Your remark about POJOs being part of the API prompted me to chime in
-- William pretty much gave you the general answer, that Tomcat
doesn't seem to be the best way to go for this (because everything is
passed via http).

Maybe HTTP is the transport protocol for a messaging framework that runs on top. I don't know enough about all the different intra-JVM mechanisms I've head of CORBA, RMI over IIOP, EJB Remote, XML-RPC, and a dozen more related protocols. Some are too raw or not a framework, some cover multiple levels of the same problem. A more featureful Application Server (like JBoss) can already do EJB Local/Remote call design patterns out of the box, I don't (think I) need JBoss and everything it is. I suppose what throwing in the air is the question:

Is there a web resource that details each of the common intra-JVM communication mechanisms thats in place for their pro's con's, everything from memory consumption, runtime speed, security policies, programming interface, easy of setting up how to future proof remotable API usage so it remains compatible and extensible at the same time. Then what contracts does each of these mechanisms provide to the applications that use them.

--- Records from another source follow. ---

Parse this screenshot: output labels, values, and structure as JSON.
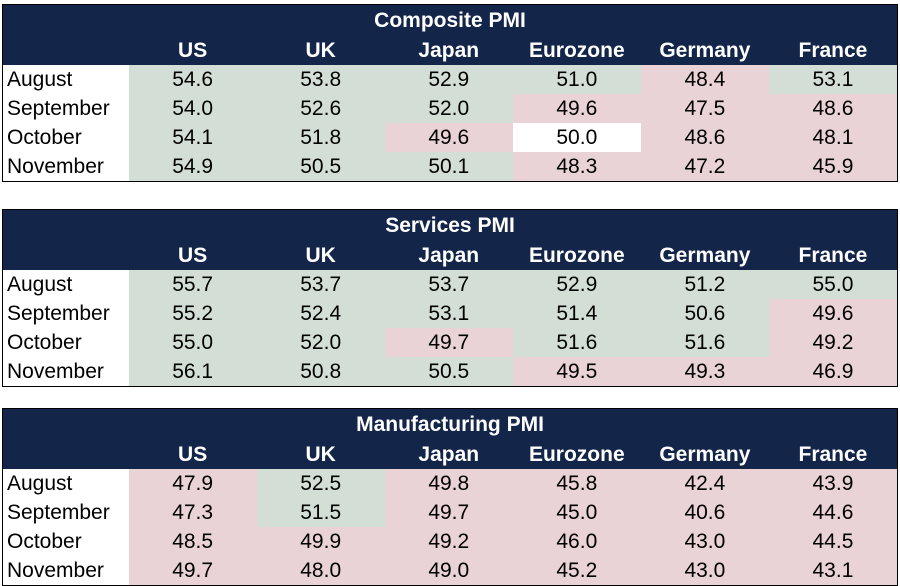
{
  "colors": {
    "header_bg": "#14254a",
    "header_text": "#ffffff",
    "above_50": "#d3dfd6",
    "below_50": "#ead3d6",
    "neutral": "#ffffff"
  },
  "chart_data": [
    {
      "type": "table",
      "title": "Composite PMI",
      "columns": [
        "US",
        "UK",
        "Japan",
        "Eurozone",
        "Germany",
        "France"
      ],
      "rows": [
        {
          "label": "August",
          "values": [
            "54.6",
            "53.8",
            "52.9",
            "51.0",
            "48.4",
            "53.1"
          ]
        },
        {
          "label": "September",
          "values": [
            "54.0",
            "52.6",
            "52.0",
            "49.6",
            "47.5",
            "48.6"
          ]
        },
        {
          "label": "October",
          "values": [
            "54.1",
            "51.8",
            "49.6",
            "50.0",
            "48.6",
            "48.1"
          ]
        },
        {
          "label": "November",
          "values": [
            "54.9",
            "50.5",
            "50.1",
            "48.3",
            "47.2",
            "45.9"
          ]
        }
      ]
    },
    {
      "type": "table",
      "title": "Services PMI",
      "columns": [
        "US",
        "UK",
        "Japan",
        "Eurozone",
        "Germany",
        "France"
      ],
      "rows": [
        {
          "label": "August",
          "values": [
            "55.7",
            "53.7",
            "53.7",
            "52.9",
            "51.2",
            "55.0"
          ]
        },
        {
          "label": "September",
          "values": [
            "55.2",
            "52.4",
            "53.1",
            "51.4",
            "50.6",
            "49.6"
          ]
        },
        {
          "label": "October",
          "values": [
            "55.0",
            "52.0",
            "49.7",
            "51.6",
            "51.6",
            "49.2"
          ]
        },
        {
          "label": "November",
          "values": [
            "56.1",
            "50.8",
            "50.5",
            "49.5",
            "49.3",
            "46.9"
          ]
        }
      ]
    },
    {
      "type": "table",
      "title": "Manufacturing PMI",
      "columns": [
        "US",
        "UK",
        "Japan",
        "Eurozone",
        "Germany",
        "France"
      ],
      "rows": [
        {
          "label": "August",
          "values": [
            "47.9",
            "52.5",
            "49.8",
            "45.8",
            "42.4",
            "43.9"
          ]
        },
        {
          "label": "September",
          "values": [
            "47.3",
            "51.5",
            "49.7",
            "45.0",
            "40.6",
            "44.6"
          ]
        },
        {
          "label": "October",
          "values": [
            "48.5",
            "49.9",
            "49.2",
            "46.0",
            "43.0",
            "44.5"
          ]
        },
        {
          "label": "November",
          "values": [
            "49.7",
            "48.0",
            "49.0",
            "45.2",
            "43.0",
            "43.1"
          ]
        }
      ]
    }
  ]
}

HTTP could be a big part of a push or pull data mechanism or it maybe implemented outside of HTTP with raw sockets and another wire protocol, in this case it would be a JAR file that sides outside of tomcat itself and my application which is running in the same JVM as TC would use it independatly of TC.

Your serializing objects idea is a little too raw for my use, I'm looking for something with a more reliable contract and wider community testing than a roll your own TCPIP stack approach.